Conto Pingado

engraxate-2Era um menino pobre! Não passava fome, mas teve que trabalhar desde muito jovem. Não teve tempo para jogar futebol, brincar de queima, esconde-esconde… Não pôde subir em árvores, correr nas ruas… Não tinha brinquedos caros, nem roupas bonitas, nem chinelos novos… Não tinha quase nada, mas tinha muito. Tinha uma felicidade nos olhos, uma família que o amava, uma cama para dormir, um caderno de 20 folhas para estudar e uma caixa de engraxate para trabalhar.
Era um menino rico! Rico de esperanças, sonhos, determinação. Levantava todos os dias bem cedo. Ao nascer do sol, já estava de pé. Vestia-se, lavava o rosto e os dentes, penteava os cabelos crespos com a velha escova de lavar roupas e corria até a cozinha. Lá já estava a sua espera um pedaço de pão e um copo de café com leite. Nem sentava para o desjejum. Fazia tudo as pressas. De barriga cheia, calçava se velho chinelo de correias diferentes, colocava o caderno embaixo do braço, beijava a mãe e saía apressado arrastando a caixa de engraxate.
Passava a manha inteira trabalhando próximo a uma padaria. A tarde corria para a escola. Junto com o pôr do sol, se punha também! Chegava cansado. Ajudava a mãe e os irmãos nos afazeres de casa, jantava e dormia cedo.
Era um menino otimista!
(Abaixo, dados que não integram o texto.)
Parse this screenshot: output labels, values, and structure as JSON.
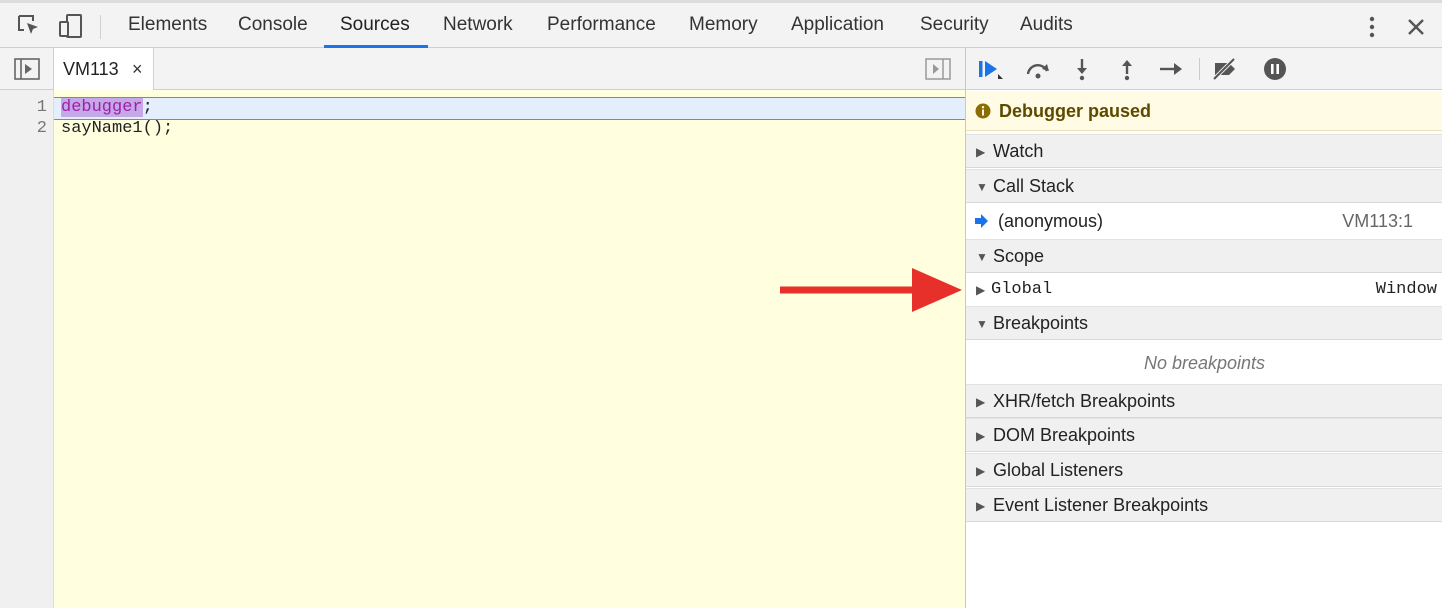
{
  "tabs": [
    "Elements",
    "Console",
    "Sources",
    "Network",
    "Performance",
    "Memory",
    "Application",
    "Security",
    "Audits"
  ],
  "active_tab": "Sources",
  "file_tab": {
    "name": "VM113",
    "close": "×"
  },
  "code": {
    "line_numbers": [
      "1",
      "2"
    ],
    "line1": {
      "keyword": "debugger",
      "rest": ";"
    },
    "line2": "sayName1();"
  },
  "sidebar": {
    "paused_text": "Debugger paused",
    "watch": "Watch",
    "call_stack": "Call Stack",
    "frame": {
      "name": "(anonymous)",
      "location": "VM113:1"
    },
    "scope": "Scope",
    "scope_item": {
      "name": "Global",
      "value": "Window"
    },
    "breakpoints": "Breakpoints",
    "no_breakpoints": "No breakpoints",
    "xhr_breakpoints": "XHR/fetch Breakpoints",
    "dom_breakpoints": "DOM Breakpoints",
    "global_listeners": "Global Listeners",
    "event_listener_breakpoints": "Event Listener Breakpoints"
  },
  "colors": {
    "accent": "#1a73e8",
    "annotation_arrow": "#e8302a",
    "editor_bg": "#fffedf",
    "paused_bg": "#fffbe5"
  }
}
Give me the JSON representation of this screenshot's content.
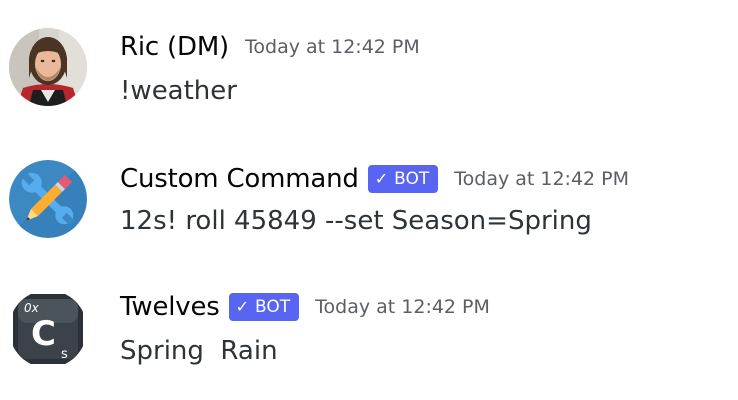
{
  "messages": [
    {
      "username": "Ric (DM)",
      "timestamp": "Today at 12:42 PM",
      "content": "!weather",
      "is_bot": false,
      "avatar": "user-photo"
    },
    {
      "username": "Custom Command",
      "bot_tag": "BOT",
      "timestamp": "Today at 12:42 PM",
      "content": "12s! roll 45849 --set Season=Spring",
      "is_bot": true,
      "avatar": "tools-icon"
    },
    {
      "username": "Twelves",
      "bot_tag": "BOT",
      "timestamp": "Today at 12:42 PM",
      "content": "Spring  Rain",
      "is_bot": true,
      "avatar": "twelves-logo"
    }
  ],
  "colors": {
    "bot_tag_bg": "#5865f2",
    "username": "#060607",
    "timestamp": "#5c5e66",
    "content": "#2e3338"
  },
  "icons": {
    "checkmark": "✓"
  }
}
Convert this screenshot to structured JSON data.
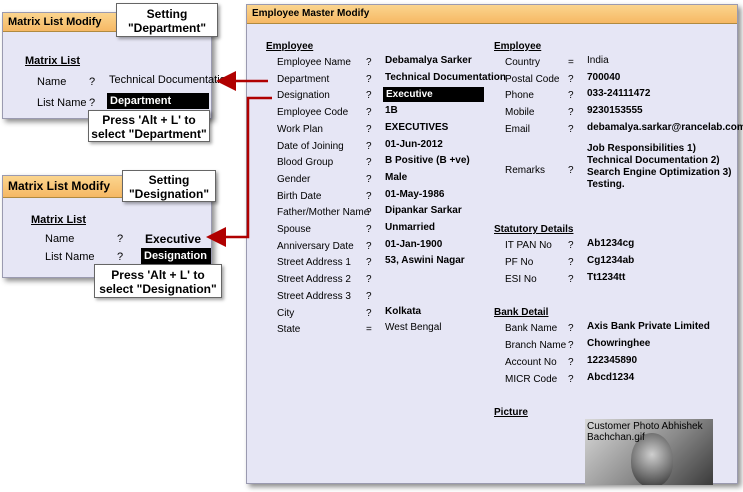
{
  "left1": {
    "title": "Matrix List Modify",
    "section": "Matrix List",
    "row1_label": "Name",
    "row1_q": "?",
    "row1_value": "Technical Documentation",
    "row2_label": "List Name",
    "row2_q": "?",
    "row2_value": "Department"
  },
  "callout1_top": {
    "line1": "Setting",
    "line2": "\"Department\""
  },
  "callout1_bottom": {
    "line1": "Press 'Alt + L' to",
    "line2": "select \"Department\""
  },
  "left2": {
    "title": "Matrix List Modify",
    "section": "Matrix List",
    "row1_label": "Name",
    "row1_q": "?",
    "row1_value": "Executive",
    "row2_label": "List Name",
    "row2_q": "?",
    "row2_value": "Designation"
  },
  "callout2_top": {
    "line1": "Setting",
    "line2": "\"Designation\""
  },
  "callout2_bottom": {
    "line1": "Press 'Alt + L' to",
    "line2": "select \"Designation\""
  },
  "main": {
    "title": "Employee Master Modify",
    "employee_heading": "Employee",
    "fields": [
      {
        "label": "Employee Name",
        "q": "?",
        "value": "Debamalya Sarker"
      },
      {
        "label": "Department",
        "q": "?",
        "value": "Technical Documentation"
      },
      {
        "label": "Designation",
        "q": "?",
        "value": "Executive"
      },
      {
        "label": "Employee Code",
        "q": "?",
        "value": "1B"
      },
      {
        "label": "Work Plan",
        "q": "?",
        "value": "EXECUTIVES"
      },
      {
        "label": "Date of Joining",
        "q": "?",
        "value": "01-Jun-2012"
      },
      {
        "label": "Blood Group",
        "q": "?",
        "value": "B Positive (B +ve)"
      },
      {
        "label": "Gender",
        "q": "?",
        "value": "Male"
      },
      {
        "label": "Birth Date",
        "q": "?",
        "value": "01-May-1986"
      },
      {
        "label": "Father/Mother Name",
        "q": "?",
        "value": "Dipankar Sarkar"
      },
      {
        "label": "Spouse",
        "q": "?",
        "value": "Unmarried"
      },
      {
        "label": "Anniversary Date",
        "q": "?",
        "value": "01-Jan-1900"
      },
      {
        "label": "Street Address 1",
        "q": "?",
        "value": "53, Aswini Nagar"
      },
      {
        "label": "Street Address 2",
        "q": "?",
        "value": ""
      },
      {
        "label": "Street Address 3",
        "q": "?",
        "value": ""
      },
      {
        "label": "City",
        "q": "?",
        "value": "Kolkata"
      },
      {
        "label": "State",
        "q": "=",
        "value": "West Bengal"
      }
    ],
    "right_heading": "Employee",
    "right_fields": [
      {
        "label": "Country",
        "q": "=",
        "value": "India"
      },
      {
        "label": "Postal Code",
        "q": "?",
        "value": "700040"
      },
      {
        "label": "Phone",
        "q": "?",
        "value": "033-24111472"
      },
      {
        "label": "Mobile",
        "q": "?",
        "value": "9230153555"
      },
      {
        "label": "Email",
        "q": "?",
        "value": "debamalya.sarkar@rancelab.com"
      }
    ],
    "remarks_label": "Remarks",
    "remarks_q": "?",
    "remarks_value": "Job Responsibilities 1) Technical Documentation 2) Search Engine Optimization 3) Testing.",
    "statutory_heading": "Statutory Details",
    "statutory": [
      {
        "label": "IT PAN No",
        "q": "?",
        "value": "Ab1234cg"
      },
      {
        "label": "PF No",
        "q": "?",
        "value": "Cg1234ab"
      },
      {
        "label": "ESI No",
        "q": "?",
        "value": "Tt1234tt"
      }
    ],
    "bank_heading": "Bank Detail",
    "bank": [
      {
        "label": "Bank Name",
        "q": "?",
        "value": "Axis Bank Private Limited"
      },
      {
        "label": "Branch Name",
        "q": "?",
        "value": "Chowringhee"
      },
      {
        "label": "Account No",
        "q": "?",
        "value": "122345890"
      },
      {
        "label": "MICR Code",
        "q": "?",
        "value": "Abcd1234"
      }
    ],
    "picture_heading": "Picture",
    "picture_caption": "Customer Photo Abhishek Bachchan.gif"
  },
  "colors": {
    "title_bar": "#f6b864",
    "panel_bg": "#e6e6f5",
    "arrow": "#b00000",
    "highlight": "#000000"
  }
}
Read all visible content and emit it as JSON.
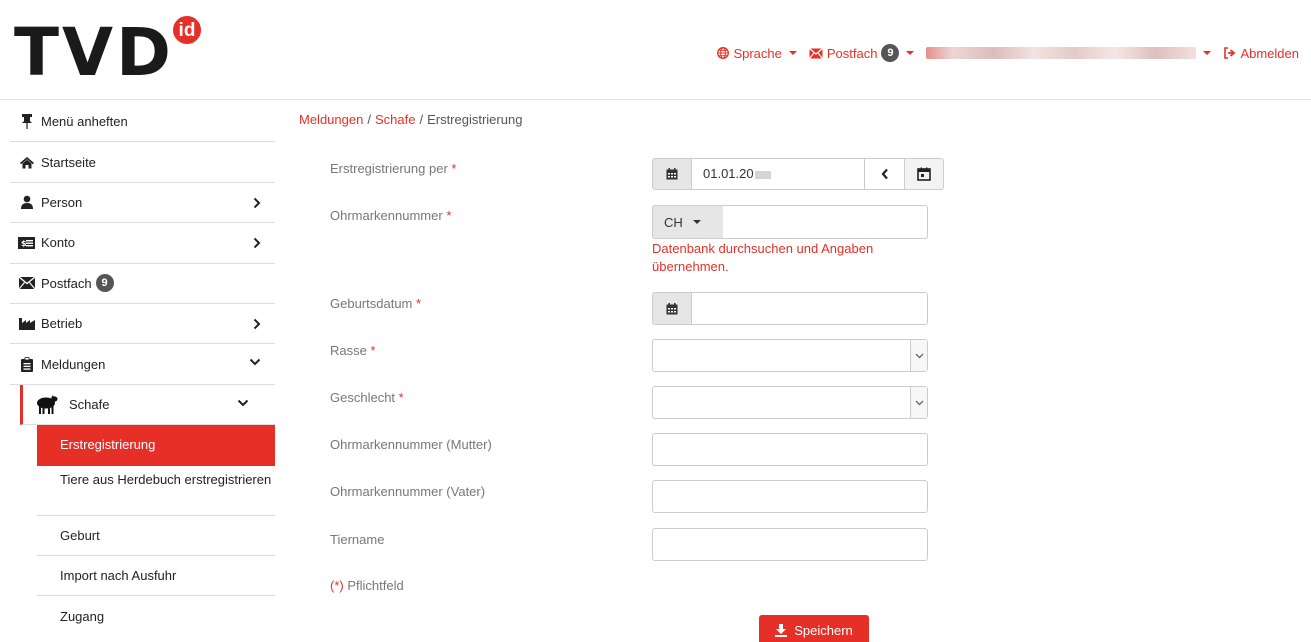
{
  "brand": {
    "logo_text": "TVD",
    "logo_badge": "id",
    "accent": "#e63027"
  },
  "topnav": {
    "language": "Sprache",
    "inbox": "Postfach",
    "inbox_count": "9",
    "logout": "Abmelden"
  },
  "sidebar": {
    "items": [
      {
        "label": "Menü anheften"
      },
      {
        "label": "Startseite"
      },
      {
        "label": "Person"
      },
      {
        "label": "Konto"
      },
      {
        "label": "Postfach",
        "badge": "9"
      },
      {
        "label": "Betrieb"
      },
      {
        "label": "Meldungen"
      },
      {
        "label": "Schafe"
      },
      {
        "label": "Erstregistrierung"
      },
      {
        "label": "Tiere aus Herdebuch erstregistrieren"
      },
      {
        "label": "Geburt"
      },
      {
        "label": "Import nach Ausfuhr"
      },
      {
        "label": "Zugang"
      }
    ]
  },
  "breadcrumb": {
    "level1": "Meldungen",
    "level2": "Schafe",
    "current": "Erstregistrierung",
    "sep": "/"
  },
  "form": {
    "required_marker": "*",
    "registration_date": {
      "label": "Erstregistrierung per",
      "value": "01.01.20"
    },
    "ear_tag": {
      "label": "Ohrmarkennummer",
      "country": "CH",
      "value": "",
      "search_link": "Datenbank durchsuchen und Angaben übernehmen."
    },
    "birth_date": {
      "label": "Geburtsdatum",
      "value": ""
    },
    "breed": {
      "label": "Rasse",
      "value": ""
    },
    "sex": {
      "label": "Geschlecht",
      "value": ""
    },
    "ear_tag_mother": {
      "label": "Ohrmarkennummer (Mutter)",
      "value": ""
    },
    "ear_tag_father": {
      "label": "Ohrmarkennummer (Vater)",
      "value": ""
    },
    "animal_name": {
      "label": "Tiername",
      "value": ""
    },
    "required_note_marker": "(*)",
    "required_note": "Pflichtfeld",
    "save_label": "Speichern"
  },
  "icons": {
    "globe": "globe-icon",
    "envelope": "envelope-icon",
    "logout": "sign-out-icon",
    "pin": "thumbtack-icon",
    "home": "home-icon",
    "user": "user-icon",
    "money": "money-icon",
    "industry": "industry-icon",
    "clipboard": "clipboard-icon",
    "sheep": "sheep-icon",
    "calendar": "calendar-icon",
    "download": "download-icon"
  }
}
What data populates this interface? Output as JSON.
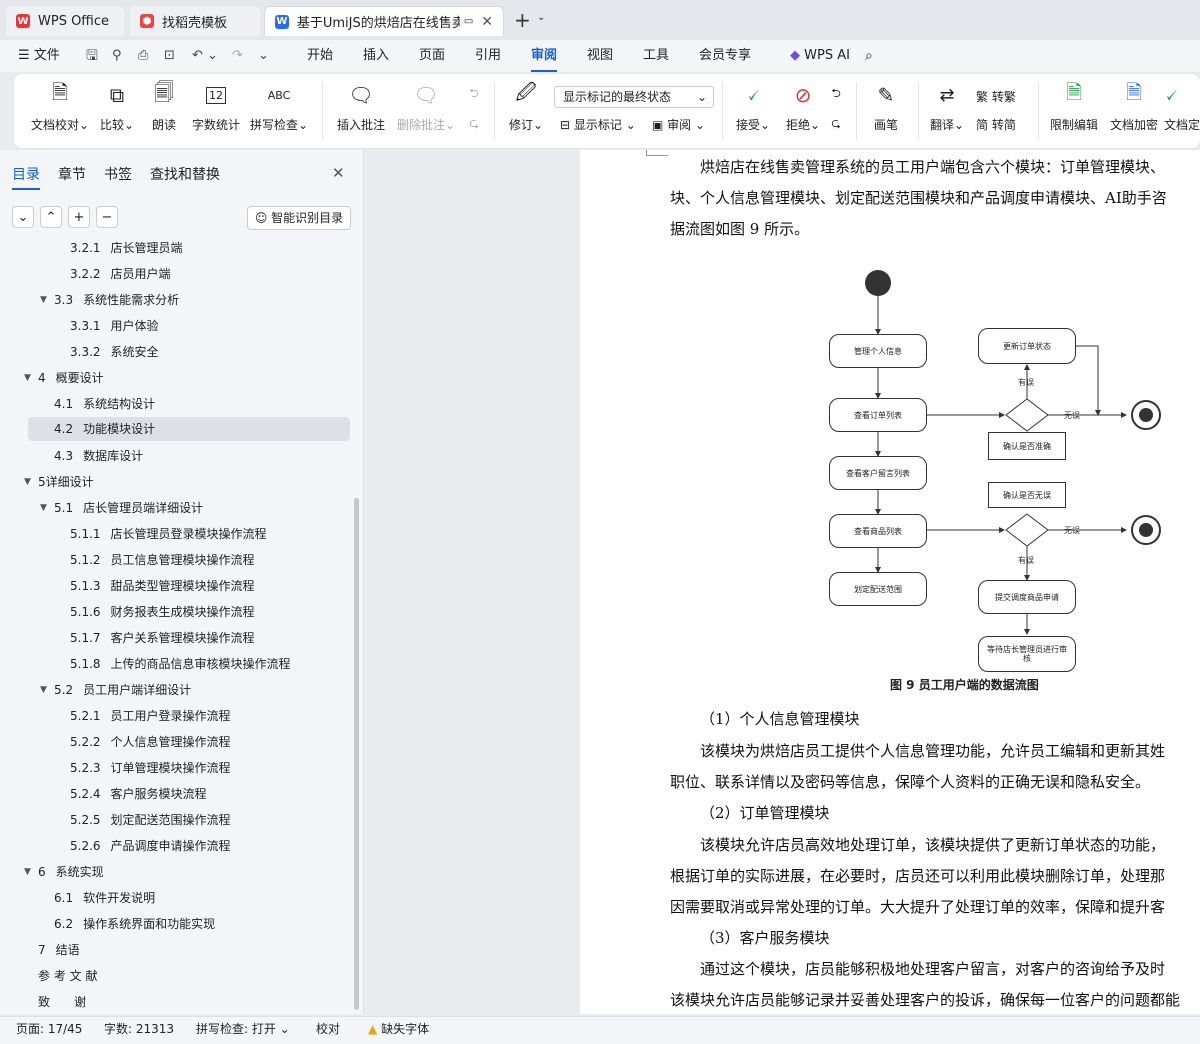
{
  "tabs": [
    {
      "label": "WPS Office"
    },
    {
      "label": "找稻壳模板"
    },
    {
      "label": "基于UmiJS的烘焙店在线售卖..."
    }
  ],
  "menu": {
    "file": "文件",
    "items": [
      "开始",
      "插入",
      "页面",
      "引用",
      "审阅",
      "视图",
      "工具",
      "会员专享"
    ],
    "wps_ai": "WPS AI"
  },
  "ribbon": {
    "doc_check": "文档校对",
    "compare": "比较",
    "read": "朗读",
    "word_count": "字数统计",
    "spell": "拼写检查",
    "insert_comment": "插入批注",
    "delete_comment": "删除批注",
    "revise": "修订",
    "display_state": "显示标记的最终状态",
    "show_marks": "显示标记",
    "review": "审阅",
    "accept": "接受",
    "reject": "拒绝",
    "pen": "画笔",
    "translate": "翻译",
    "to_trad": "转繁",
    "to_simp": "转简",
    "restrict": "限制编辑",
    "encrypt": "文档加密",
    "finalize": "文档定"
  },
  "sidebar": {
    "tabs": [
      "目录",
      "章节",
      "书签",
      "查找和替换"
    ],
    "smart_toc": "智能识别目录",
    "toc": [
      {
        "num": "3.2.1",
        "text": "店长管理员端"
      },
      {
        "num": "3.2.2",
        "text": "店员用户端"
      },
      {
        "num": "3.3",
        "text": "系统性能需求分析"
      },
      {
        "num": "3.3.1",
        "text": "用户体验"
      },
      {
        "num": "3.3.2",
        "text": "系统安全"
      },
      {
        "num": "4",
        "text": "概要设计"
      },
      {
        "num": "4.1",
        "text": "系统结构设计"
      },
      {
        "num": "4.2",
        "text": "功能模块设计"
      },
      {
        "num": "4.3",
        "text": "数据库设计"
      },
      {
        "num": "",
        "text": "5详细设计"
      },
      {
        "num": "5.1",
        "text": "店长管理员端详细设计"
      },
      {
        "num": "5.1.1",
        "text": "店长管理员登录模块操作流程"
      },
      {
        "num": "5.1.2",
        "text": "员工信息管理模块操作流程"
      },
      {
        "num": "5.1.3",
        "text": "甜品类型管理模块操作流程"
      },
      {
        "num": "5.1.6",
        "text": "财务报表生成模块操作流程"
      },
      {
        "num": "5.1.7",
        "text": "客户关系管理模块操作流程"
      },
      {
        "num": "5.1.8",
        "text": "上传的商品信息审核模块操作流程"
      },
      {
        "num": "5.2",
        "text": "员工用户端详细设计"
      },
      {
        "num": "5.2.1",
        "text": "员工用户登录操作流程"
      },
      {
        "num": "5.2.2",
        "text": "个人信息管理操作流程"
      },
      {
        "num": "5.2.3",
        "text": "订单管理模块操作流程"
      },
      {
        "num": "5.2.4",
        "text": "客户服务模块流程"
      },
      {
        "num": "5.2.5",
        "text": "划定配送范围操作流程"
      },
      {
        "num": "5.2.6",
        "text": "产品调度申请操作流程"
      },
      {
        "num": "6",
        "text": "系统实现"
      },
      {
        "num": "6.1",
        "text": "软件开发说明"
      },
      {
        "num": "6.2",
        "text": "操作系统界面和功能实现"
      },
      {
        "num": "7",
        "text": "结语"
      },
      {
        "num": "",
        "text": "参 考 文 献"
      },
      {
        "num": "",
        "text": "致　　谢"
      }
    ]
  },
  "doc": {
    "p1": [
      "烘焙店在线售卖管理系统的员工用户端包含六个模块：订单管理模块、",
      "块、个人信息管理模块、划定配送范围模块和产品调度申请模块、AI助手咨",
      "据流图如图 9 所示。"
    ],
    "figure_caption": "图 9  员工用户端的数据流图",
    "h1": "（1）个人信息管理模块",
    "p2": [
      "该模块为烘焙店员工提供个人信息管理功能，允许员工编辑和更新其姓",
      "职位、联系详情以及密码等信息，保障个人资料的正确无误和隐私安全。"
    ],
    "h2": "（2）订单管理模块",
    "p3": [
      "该模块允许店员高效地处理订单，该模块提供了更新订单状态的功能，",
      "根据订单的实际进展，在必要时，店员还可以利用此模块删除订单，处理那",
      "因需要取消或异常处理的订单。大大提升了处理订单的效率，保障和提升客"
    ],
    "h3": "（3）客户服务模块",
    "p4": [
      "通过这个模块，店员能够积极地处理客户留言，对客户的咨询给予及时",
      "该模块允许店员能够记录并妥善处理客户的投诉，确保每一位客户的问题都能"
    ]
  },
  "flow": {
    "manage_info": "管理个人信息",
    "view_orders": "查看订单列表",
    "view_messages": "查看客户留言列表",
    "view_products": "查看商品列表",
    "set_delivery": "划定配送范围",
    "update_status": "更新订单状态",
    "confirm_accurate": "确认是否准确",
    "confirm_error": "确认是否无误",
    "submit_request": "提交调度商品申请",
    "wait_review": "等待店长管理员进行审核",
    "has_error": "有误",
    "no_error": "无误"
  },
  "status": {
    "page": "页面: 17/45",
    "words": "字数: 21313",
    "spell": "拼写检查: 打开",
    "proof": "校对",
    "font_missing": "缺失字体"
  }
}
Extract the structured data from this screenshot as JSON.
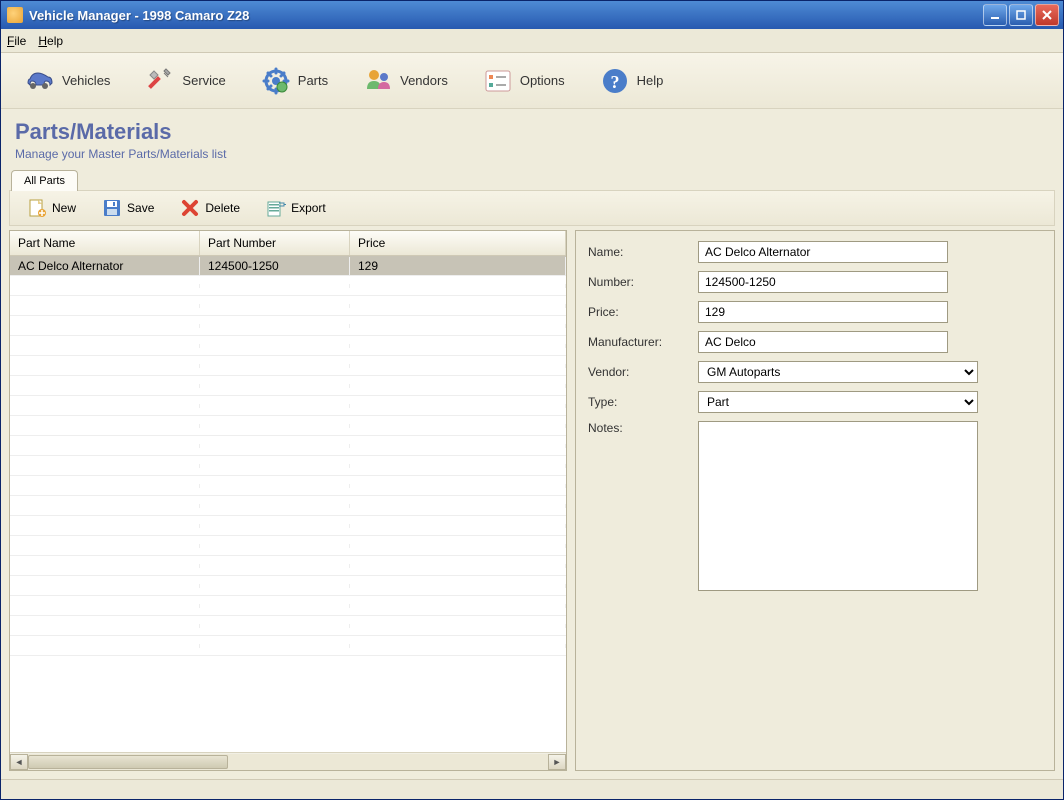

Ansiava por dias melhores. Dias sem o sol tão quente, dias com mais clientes, dias mais claro, dinheiro mais fácil. Sonhava com o dia em que entraria nos lugares sem ser medido dos pés a cabeça. Acreditava que dias melhores viriam e talvez por isso, virão.
Era um menino determinado! Há tempos ele vinha juntando seus trocados para um propósito. Ele queria satisfazer um desejo. Um desejo bobo, quase egoísta, porque era só seu. Sempre ajudou em casa com o dinheiro que ganhava, mas há algum tempo ajudava com menos, porque queria comprar algo. Trabalhava próximo a uma padaria e sempre ouvia seus clientes dizer que queriam um “pingado”. Todo mundo tomava um pingado. E isso o instigou a querer um também. Ele não fazia ideia do que seria um pingado, mas decidiu que juntaria seus trocados para comprar um.
Numa manhã, ele se levantou, vestiu-se, lavou o rosto e os dentes, penteou os cabelos crespos com a velha escova de lavar roupas e correu até a cozinha. Não quis tomar café. Em fim ele tinha dinheiro suficiente para comprar o seu pingado. Beijou a mãe, calçou seus chinelos velhos, pegou seu caderno, a caixa de engraxate e as moedinhas que juntara. Saiu apressado.
Entrou então na padaria um menino arrastando uma caixa de engraxate. Trajava roupas velhas, porém muito limpas. Cabelos crespos, mas bem penteados. De pés rachados, mas calçado. Era um menino pobre, mas trazia consigo um saco de moedas. Nas pontas dos pés ele conseguiu alcançar o balcão e depositando as moedas sobre o mesmo pediu:
– Moça, um pingado, por favor!
Os olhos do menino brilhavam enquanto aguardava seu pedido. Não cabia em si com tamanha ansiedade. Logo, com um sorriso no rosto, a garçonete depositou sobre o balcão uma xícara…
Era um menino pobre, que tomava pingado todos os dias e nem se dava conta disso!